Performance of int/long in Python 3

MRAB python at mrabarnett.plus.com
Mon Apr 1 13:53:44 EDT 2013


On 01/04/2013 18:07, Steven D'Aprano wrote:
> On Mon, 01 Apr 2013 08:15:53 -0400, Roy Smith wrote:
>
>> In article <515941d8$0$29967$c3e8da3$5496439d at news.astraweb.com>,
>>  Steven D'Aprano <steve+comp.lang.python at pearwood.info> wrote:
>>
>>> [...]
>>> >> OK, that leads to the next question.  Is there anyway I can (in
>>> >> Python 2.7) detect when a string is not entirely in the BMP?  If I
>>> >> could find all the non-BMP characters, I could replace them with
>>> >> U+FFFD (REPLACEMENT CHARACTER) and life would be good (enough).
>>>
>>> Of course you can do this, but you should not. If your input data
>>> includes character C, you should deal with character C and not just
>>> throw it away unnecessarily. That would be rude, and in Python 3.3 it
>>> should be unnecessary.
>>
>> The import job isn't done yet, but so far we've processed 116 million
>> records and had to clean up four of them.  I can live with that.

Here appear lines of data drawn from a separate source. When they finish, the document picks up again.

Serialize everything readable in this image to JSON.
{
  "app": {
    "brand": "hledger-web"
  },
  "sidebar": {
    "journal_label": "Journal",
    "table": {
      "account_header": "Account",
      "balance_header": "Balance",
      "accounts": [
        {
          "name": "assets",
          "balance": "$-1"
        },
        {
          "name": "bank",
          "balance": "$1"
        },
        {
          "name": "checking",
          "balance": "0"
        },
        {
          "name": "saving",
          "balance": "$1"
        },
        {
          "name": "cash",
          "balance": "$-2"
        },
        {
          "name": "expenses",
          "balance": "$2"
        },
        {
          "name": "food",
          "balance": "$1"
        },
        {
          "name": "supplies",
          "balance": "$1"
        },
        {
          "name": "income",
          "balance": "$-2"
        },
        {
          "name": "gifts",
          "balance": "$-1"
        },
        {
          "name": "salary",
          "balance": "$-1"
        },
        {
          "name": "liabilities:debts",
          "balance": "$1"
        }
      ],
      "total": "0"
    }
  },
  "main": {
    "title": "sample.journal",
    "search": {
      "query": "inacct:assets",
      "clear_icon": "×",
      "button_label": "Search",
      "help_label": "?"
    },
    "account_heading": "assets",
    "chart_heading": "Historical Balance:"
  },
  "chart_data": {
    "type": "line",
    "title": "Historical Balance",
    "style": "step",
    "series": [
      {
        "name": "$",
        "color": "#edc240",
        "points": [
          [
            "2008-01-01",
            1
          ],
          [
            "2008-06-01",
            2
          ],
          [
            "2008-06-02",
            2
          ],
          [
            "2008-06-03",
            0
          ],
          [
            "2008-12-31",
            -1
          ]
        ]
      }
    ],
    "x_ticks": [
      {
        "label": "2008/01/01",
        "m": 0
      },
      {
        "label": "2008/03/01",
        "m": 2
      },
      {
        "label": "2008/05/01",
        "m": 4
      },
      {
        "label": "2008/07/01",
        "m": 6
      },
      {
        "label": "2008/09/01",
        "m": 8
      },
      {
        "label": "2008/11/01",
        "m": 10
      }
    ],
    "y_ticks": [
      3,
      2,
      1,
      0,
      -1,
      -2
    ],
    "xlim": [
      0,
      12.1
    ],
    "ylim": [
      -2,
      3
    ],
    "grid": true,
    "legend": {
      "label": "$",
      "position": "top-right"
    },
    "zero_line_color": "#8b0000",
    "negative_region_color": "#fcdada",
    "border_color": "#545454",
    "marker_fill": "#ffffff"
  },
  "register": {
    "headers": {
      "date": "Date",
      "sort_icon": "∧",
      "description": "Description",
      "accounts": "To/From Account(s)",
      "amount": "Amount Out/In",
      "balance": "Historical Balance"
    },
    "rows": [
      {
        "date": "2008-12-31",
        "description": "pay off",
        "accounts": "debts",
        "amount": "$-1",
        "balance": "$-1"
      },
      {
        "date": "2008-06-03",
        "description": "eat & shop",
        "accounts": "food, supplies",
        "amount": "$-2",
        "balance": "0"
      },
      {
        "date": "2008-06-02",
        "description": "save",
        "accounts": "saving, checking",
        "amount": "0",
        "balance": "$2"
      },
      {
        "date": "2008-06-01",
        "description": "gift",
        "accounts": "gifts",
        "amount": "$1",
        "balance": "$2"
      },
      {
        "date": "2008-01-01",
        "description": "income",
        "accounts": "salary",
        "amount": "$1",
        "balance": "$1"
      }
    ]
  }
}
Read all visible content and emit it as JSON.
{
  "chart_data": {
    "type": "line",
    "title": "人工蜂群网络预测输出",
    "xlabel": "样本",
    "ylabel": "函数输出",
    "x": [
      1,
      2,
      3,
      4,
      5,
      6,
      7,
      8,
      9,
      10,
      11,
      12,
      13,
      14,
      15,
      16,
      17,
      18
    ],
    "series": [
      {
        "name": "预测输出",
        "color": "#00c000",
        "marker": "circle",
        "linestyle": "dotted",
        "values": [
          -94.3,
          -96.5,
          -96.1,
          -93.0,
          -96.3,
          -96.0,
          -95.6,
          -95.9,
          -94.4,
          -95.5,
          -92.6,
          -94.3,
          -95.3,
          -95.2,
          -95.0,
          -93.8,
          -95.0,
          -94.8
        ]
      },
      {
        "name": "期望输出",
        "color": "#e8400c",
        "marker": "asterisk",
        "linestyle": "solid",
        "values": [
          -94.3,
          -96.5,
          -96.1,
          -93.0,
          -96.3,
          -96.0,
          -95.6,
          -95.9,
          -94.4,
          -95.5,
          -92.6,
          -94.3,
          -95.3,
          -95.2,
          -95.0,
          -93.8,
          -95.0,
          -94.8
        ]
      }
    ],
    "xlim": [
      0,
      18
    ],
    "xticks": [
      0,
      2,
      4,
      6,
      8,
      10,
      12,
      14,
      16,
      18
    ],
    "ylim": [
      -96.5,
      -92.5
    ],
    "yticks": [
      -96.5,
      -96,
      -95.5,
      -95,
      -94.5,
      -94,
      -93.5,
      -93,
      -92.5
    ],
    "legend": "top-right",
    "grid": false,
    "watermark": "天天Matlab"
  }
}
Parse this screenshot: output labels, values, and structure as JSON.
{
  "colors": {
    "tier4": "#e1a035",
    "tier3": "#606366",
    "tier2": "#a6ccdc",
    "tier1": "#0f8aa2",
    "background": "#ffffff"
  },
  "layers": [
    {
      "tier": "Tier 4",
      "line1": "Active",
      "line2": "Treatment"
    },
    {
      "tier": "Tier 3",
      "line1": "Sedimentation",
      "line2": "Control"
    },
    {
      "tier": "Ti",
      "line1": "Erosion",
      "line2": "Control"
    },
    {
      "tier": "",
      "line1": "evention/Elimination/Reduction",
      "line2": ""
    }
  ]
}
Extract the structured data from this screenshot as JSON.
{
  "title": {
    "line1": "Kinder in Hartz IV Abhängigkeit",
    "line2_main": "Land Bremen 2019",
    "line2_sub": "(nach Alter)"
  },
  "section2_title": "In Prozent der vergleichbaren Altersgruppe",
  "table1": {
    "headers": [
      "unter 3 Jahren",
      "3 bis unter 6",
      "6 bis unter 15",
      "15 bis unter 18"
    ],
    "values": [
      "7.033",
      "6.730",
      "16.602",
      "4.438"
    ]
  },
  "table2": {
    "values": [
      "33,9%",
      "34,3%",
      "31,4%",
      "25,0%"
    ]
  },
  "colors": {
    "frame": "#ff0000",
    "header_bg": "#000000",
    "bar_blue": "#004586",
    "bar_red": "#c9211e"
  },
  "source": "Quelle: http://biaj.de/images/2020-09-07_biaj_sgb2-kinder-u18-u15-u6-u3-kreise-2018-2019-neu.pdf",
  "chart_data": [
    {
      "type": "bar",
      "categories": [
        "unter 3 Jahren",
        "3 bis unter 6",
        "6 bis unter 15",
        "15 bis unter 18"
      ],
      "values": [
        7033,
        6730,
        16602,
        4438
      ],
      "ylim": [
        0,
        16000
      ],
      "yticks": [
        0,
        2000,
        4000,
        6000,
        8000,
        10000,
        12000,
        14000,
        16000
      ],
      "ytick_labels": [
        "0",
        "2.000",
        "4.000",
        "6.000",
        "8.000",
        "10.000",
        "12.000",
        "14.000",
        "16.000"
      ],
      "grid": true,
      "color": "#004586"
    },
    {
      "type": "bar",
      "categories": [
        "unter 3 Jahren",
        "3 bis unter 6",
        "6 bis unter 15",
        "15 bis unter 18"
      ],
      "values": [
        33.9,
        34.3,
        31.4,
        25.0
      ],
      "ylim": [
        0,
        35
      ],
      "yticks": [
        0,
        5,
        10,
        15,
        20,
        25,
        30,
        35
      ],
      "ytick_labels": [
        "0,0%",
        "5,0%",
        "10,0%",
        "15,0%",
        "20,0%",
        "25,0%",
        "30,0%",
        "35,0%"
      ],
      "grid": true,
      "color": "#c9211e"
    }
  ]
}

>> Sometimes practicality trumps correctness.
>
> Well, true. It has to be said that few programming languages (and
> databases) make it easy to do the right thing. On the other hand, you're
> a programmer. Your job is to write correct code, not easy code.
>
>
>> It turns out, the problem is that the version of MySQL we're using
>
> Well there you go. Why don't you use a real database?
>
> http://www.postgresql.org/docs/9.2/static/multibyte.html
>
> :-)
>
> Postgresql has supported non-broken UTF-8 since at least version 8.1.
>
>
>> doesn't support non-BMP characters.  Newer versions do (but you have to
>> declare the column to use the utf8bm4 character set).  I could upgrade
>> to a newer MySQL version, but it's just not worth it.
>
> My brain just broke. So-called "UTF-8" in MySQL only includes up to a
> maximum of three-byte characters. There has *never* been a time where
> UTF-8 excluded four-byte characters. What were the developers thinking,
> arbitrarily cutting out support for 50% of UTF-8?
>
[snip]
50%? The BMP is one of 17 planes, so wouldn't that be 94%?